Alors que l’hypertension atteint aujourd’hui des niveaux de prévalence comparables dans les pays à revenu faible et intermédiaire (PRFI) et les pays à revenu élevé, les défis liés à son suivi et à sa prise en charge restent majeurs, notamment dans les zones rurales et reculées. Au Kenya, dans le comté de Homa Bay, la prévalence est estimée à 21,4 % (2), avec un accès très limité au diagnostic, au traitement et au suivi. Dans ce contexte, l’introduction des combinaisons thérapeutiques en une seule pilule (Single Pill Combinations, SPC) et les recommandations de l’Organisation Mondiale de la Santé (OMS) pour une mise sous traitement simplifiée et décentralisée offrent une opportunité unique d’adapter les soins aux réalités de terrain.

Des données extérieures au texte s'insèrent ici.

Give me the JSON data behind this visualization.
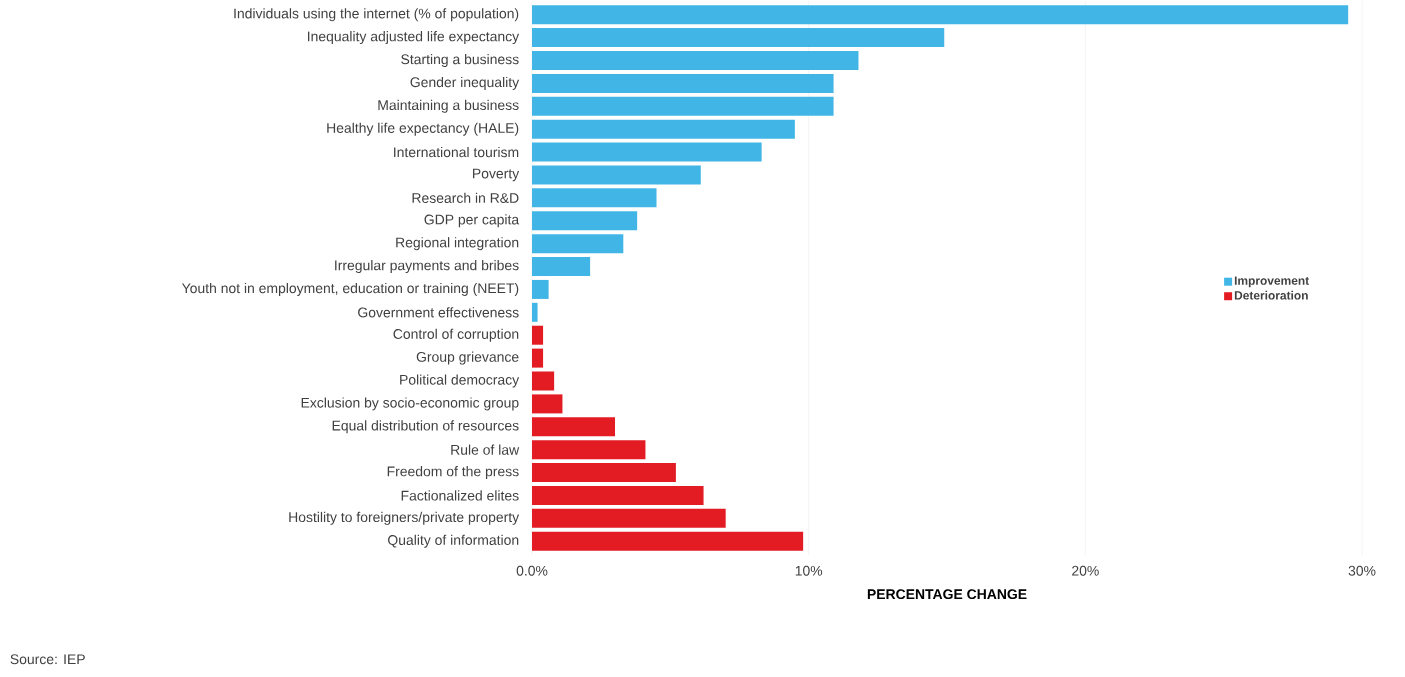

« Les preuves s'accumulent en faveur des SPC pour améliorer l’adhésion thérapeutique, réduire la toxicité et les effets secondaires et donc maintenir une tension artérielle contrôlée, explique Jihane Ben Farhat, responsable de l’étude et épidémiologiste à Epicentre. Le Kenya a intégrées les SPC dans ses recommandations nationales dès 2018, mais leur mise en œuvre reste faible, en raison de leur disponibilité limitée et dans une moindre mesure du manque de ressources humaines qualifiées dans les zones rurales. » 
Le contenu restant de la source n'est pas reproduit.